Stéphanie Gautier a inscrit ses enfants à l’école quand elle y a été embauchée comme coordinatrice. Elle dissocie clairement la culture et les pratiques religieuses :

« C’est une école laïque. On étudie des mythes car ce sont des histoires intéressantes. Qu’elles soient bibliques ou issues des différentes mythologies : nordique, grecque, égyptienne ou celte. »

Un autel de saison, garni par les enfants de matériaux ramassés dans la nature (crédit : LM / Rue89Lyon©)
Un autel de saison, garni par les enfants de matériaux ramassés dans la nature. Crédit : LM / Rue89Lyon

Un projet d’agrandissement à 1 million d’euros

A Saint-Genis-Laval, les bâtiments de l’école Steiner sont vétustes, essentiellement meublés de bois. L’espace réservé aux professeurs est exigu.

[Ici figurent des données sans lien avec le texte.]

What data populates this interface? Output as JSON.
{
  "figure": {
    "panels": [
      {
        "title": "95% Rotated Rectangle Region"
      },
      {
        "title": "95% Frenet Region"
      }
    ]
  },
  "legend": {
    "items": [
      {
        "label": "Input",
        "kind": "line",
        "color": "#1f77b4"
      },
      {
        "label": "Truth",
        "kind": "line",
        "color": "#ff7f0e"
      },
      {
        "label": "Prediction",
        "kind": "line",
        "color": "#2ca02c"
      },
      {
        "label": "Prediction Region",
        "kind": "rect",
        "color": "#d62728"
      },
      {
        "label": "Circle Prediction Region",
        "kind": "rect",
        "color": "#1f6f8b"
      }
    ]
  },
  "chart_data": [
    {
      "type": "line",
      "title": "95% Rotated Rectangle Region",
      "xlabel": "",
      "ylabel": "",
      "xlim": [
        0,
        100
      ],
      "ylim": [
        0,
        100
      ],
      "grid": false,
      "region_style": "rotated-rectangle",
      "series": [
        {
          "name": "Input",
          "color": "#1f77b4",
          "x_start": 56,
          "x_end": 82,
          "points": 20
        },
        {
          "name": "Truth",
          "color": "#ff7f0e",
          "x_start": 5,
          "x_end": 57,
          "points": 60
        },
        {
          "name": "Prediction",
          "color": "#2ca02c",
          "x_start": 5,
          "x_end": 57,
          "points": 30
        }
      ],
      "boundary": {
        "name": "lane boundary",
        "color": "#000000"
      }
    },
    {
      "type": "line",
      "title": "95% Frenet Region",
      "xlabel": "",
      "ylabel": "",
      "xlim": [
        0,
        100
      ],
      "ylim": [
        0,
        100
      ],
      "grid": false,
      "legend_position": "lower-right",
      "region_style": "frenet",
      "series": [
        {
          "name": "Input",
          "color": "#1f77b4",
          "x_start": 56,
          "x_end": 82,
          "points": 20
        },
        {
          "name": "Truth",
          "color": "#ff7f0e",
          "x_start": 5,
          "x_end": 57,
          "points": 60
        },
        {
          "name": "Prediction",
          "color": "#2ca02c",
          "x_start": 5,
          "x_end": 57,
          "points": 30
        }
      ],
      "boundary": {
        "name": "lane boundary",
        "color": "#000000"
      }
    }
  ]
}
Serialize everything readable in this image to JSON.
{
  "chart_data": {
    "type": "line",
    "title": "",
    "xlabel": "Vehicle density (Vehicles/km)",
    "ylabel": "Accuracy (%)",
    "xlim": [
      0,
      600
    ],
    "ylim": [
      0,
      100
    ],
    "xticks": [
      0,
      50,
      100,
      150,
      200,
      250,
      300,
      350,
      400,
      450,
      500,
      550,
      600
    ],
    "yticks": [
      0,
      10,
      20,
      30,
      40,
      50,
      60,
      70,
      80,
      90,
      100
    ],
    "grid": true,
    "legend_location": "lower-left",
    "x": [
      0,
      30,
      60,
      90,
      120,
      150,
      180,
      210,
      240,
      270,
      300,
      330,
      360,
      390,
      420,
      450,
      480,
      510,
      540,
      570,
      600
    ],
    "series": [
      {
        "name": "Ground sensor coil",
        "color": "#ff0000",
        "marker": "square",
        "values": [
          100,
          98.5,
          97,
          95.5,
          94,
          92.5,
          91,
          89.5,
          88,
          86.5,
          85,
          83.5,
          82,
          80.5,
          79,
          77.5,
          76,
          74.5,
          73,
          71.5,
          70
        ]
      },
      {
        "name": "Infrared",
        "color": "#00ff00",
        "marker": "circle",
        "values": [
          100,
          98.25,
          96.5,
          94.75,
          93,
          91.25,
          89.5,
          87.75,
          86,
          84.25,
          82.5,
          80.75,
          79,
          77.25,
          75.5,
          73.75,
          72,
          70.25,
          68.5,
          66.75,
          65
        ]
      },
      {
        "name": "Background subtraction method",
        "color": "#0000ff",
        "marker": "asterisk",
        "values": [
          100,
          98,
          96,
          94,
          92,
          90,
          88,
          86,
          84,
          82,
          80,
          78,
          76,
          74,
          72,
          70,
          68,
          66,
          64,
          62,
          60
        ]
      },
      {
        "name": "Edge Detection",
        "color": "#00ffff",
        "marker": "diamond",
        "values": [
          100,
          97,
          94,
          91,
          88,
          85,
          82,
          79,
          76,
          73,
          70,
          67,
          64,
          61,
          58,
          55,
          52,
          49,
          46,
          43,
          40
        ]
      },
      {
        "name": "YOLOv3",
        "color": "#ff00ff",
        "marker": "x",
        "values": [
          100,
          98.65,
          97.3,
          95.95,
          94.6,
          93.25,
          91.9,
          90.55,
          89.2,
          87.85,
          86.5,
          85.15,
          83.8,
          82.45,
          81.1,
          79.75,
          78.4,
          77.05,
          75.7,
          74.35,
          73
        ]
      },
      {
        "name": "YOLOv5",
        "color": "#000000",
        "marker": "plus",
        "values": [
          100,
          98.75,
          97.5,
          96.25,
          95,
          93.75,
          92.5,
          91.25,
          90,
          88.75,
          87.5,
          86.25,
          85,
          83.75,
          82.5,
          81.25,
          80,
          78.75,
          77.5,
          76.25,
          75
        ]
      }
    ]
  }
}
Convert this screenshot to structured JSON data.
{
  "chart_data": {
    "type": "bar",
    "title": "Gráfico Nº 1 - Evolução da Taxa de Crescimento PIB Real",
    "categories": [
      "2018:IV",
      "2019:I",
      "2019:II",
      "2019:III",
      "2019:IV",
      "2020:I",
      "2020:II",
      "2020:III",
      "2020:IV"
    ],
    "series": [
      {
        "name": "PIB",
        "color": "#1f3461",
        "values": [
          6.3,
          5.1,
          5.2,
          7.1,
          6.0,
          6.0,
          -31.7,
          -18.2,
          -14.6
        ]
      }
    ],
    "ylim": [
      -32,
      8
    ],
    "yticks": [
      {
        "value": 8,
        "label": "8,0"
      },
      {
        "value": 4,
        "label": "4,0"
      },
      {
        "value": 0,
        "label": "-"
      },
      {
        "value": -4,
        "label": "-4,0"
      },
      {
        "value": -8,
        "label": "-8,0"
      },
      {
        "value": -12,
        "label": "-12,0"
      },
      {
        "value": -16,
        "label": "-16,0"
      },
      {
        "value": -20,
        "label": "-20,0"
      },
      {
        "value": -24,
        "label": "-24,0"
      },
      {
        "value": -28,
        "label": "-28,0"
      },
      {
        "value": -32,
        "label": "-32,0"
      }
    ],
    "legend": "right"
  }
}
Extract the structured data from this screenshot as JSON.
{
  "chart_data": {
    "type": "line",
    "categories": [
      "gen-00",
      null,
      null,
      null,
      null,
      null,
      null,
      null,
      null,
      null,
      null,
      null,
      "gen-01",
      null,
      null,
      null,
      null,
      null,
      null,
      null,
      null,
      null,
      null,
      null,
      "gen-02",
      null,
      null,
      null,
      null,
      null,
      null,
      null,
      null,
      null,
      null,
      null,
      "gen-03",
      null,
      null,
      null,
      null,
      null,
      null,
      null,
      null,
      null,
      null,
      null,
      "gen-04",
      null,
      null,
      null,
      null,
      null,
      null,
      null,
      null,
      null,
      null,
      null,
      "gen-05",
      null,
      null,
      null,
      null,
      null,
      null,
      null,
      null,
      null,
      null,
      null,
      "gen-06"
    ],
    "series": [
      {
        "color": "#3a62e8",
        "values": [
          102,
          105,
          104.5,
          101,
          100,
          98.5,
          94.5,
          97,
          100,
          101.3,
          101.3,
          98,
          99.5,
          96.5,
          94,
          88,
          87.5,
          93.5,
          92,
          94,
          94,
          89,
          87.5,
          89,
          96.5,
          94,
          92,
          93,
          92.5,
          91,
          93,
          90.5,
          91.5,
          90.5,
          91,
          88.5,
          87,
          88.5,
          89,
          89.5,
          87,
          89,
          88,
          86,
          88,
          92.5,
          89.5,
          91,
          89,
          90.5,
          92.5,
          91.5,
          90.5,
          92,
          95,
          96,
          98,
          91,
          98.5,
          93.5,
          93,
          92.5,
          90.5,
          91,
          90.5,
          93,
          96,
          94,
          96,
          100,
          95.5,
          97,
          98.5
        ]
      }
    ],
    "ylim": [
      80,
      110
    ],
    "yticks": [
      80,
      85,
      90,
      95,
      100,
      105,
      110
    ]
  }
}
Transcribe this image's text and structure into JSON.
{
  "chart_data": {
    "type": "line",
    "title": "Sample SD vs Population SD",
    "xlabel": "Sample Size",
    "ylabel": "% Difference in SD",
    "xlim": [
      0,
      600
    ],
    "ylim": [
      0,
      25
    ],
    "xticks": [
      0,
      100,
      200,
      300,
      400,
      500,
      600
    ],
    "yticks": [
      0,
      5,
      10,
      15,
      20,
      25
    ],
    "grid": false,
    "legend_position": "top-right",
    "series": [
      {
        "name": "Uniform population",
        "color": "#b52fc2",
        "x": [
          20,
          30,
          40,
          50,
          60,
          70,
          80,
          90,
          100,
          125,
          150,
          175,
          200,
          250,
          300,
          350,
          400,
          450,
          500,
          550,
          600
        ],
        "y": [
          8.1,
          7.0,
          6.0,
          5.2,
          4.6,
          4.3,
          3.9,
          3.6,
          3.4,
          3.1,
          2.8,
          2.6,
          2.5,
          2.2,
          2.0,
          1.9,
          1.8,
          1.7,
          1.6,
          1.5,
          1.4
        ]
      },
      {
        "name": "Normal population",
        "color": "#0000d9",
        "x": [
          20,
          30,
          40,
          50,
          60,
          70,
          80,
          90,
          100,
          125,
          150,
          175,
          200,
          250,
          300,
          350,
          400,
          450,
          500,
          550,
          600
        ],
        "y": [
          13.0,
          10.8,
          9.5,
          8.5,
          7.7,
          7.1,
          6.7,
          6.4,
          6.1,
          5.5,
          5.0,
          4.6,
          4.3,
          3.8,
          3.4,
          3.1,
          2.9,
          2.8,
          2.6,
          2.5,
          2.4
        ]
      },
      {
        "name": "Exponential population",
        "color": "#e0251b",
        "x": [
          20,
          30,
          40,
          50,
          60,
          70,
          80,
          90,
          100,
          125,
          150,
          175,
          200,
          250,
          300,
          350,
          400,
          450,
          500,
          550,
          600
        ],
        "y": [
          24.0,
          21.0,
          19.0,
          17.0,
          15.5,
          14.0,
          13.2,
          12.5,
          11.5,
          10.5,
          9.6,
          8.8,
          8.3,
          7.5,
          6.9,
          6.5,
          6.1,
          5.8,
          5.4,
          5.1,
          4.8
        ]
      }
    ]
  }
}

Des bureaux en bois, presque hors du temps (crédit : LM / Rue89Lyon©)
Des bureaux en bois vieille génération, réparés régulièrement, qui accueille les 7-8 ans. crédit : LM / Rue89Lyon

Présent dans l’ouest lyonnais depuis 1977 (initialement à Vaugneray), l’école Steiner-Waldorf est locataire de l’avenue Georges Clémenceau, à quelques encablures d’Oullins. Discrète depuis la rue, elle le sera sans doutes moins à l’horizon 2017.

Un projet d’agrandissement a été lancé en 2012 via la création d’un fonds de dotation. Le tout devrait coûter aux alentours d’un million d’euros. Un “financement participatif solidaire” a été lancé à cet effet.

Le projet contient l’achat d’un bâtiment adjacent à l’école actuelle et la construction de plusieurs extensions.

Le nouveau bâtiment s'affiche fièrement sur les murs de l'école (crédit : LM / Rue89Lyon©)
Le nouveau bâtiment s’affiche fièrement sur les murs de l’école. crédit : LM / Rue89Lyon

En 2014-2015, l’école accueillait 190 enfants répartis en 10 classes et 4 jardins d’enfants pour les 3-6 ans. Agrandir permettrait d’ouvrir une 11ème et une 12ème classes afin de proposer une scolarité complète aux enfants.

A Saint-Genis-Laval, les enfants quittent en effet l’école après la 10ème classe pour rejoindre un lycée traditionnel, en seconde ou en première selon leur apprentissage. S’ils allaient jusqu’à la 12ème classe, ils passeraient les épreuves anticipées du bac (le français notamment) en candidat libre. Ils doivent ensuite rejoindre une terminale classique.

En 2015, les écoles Steiner représentent en France 2 500 élèves répartis entre 22 établissements.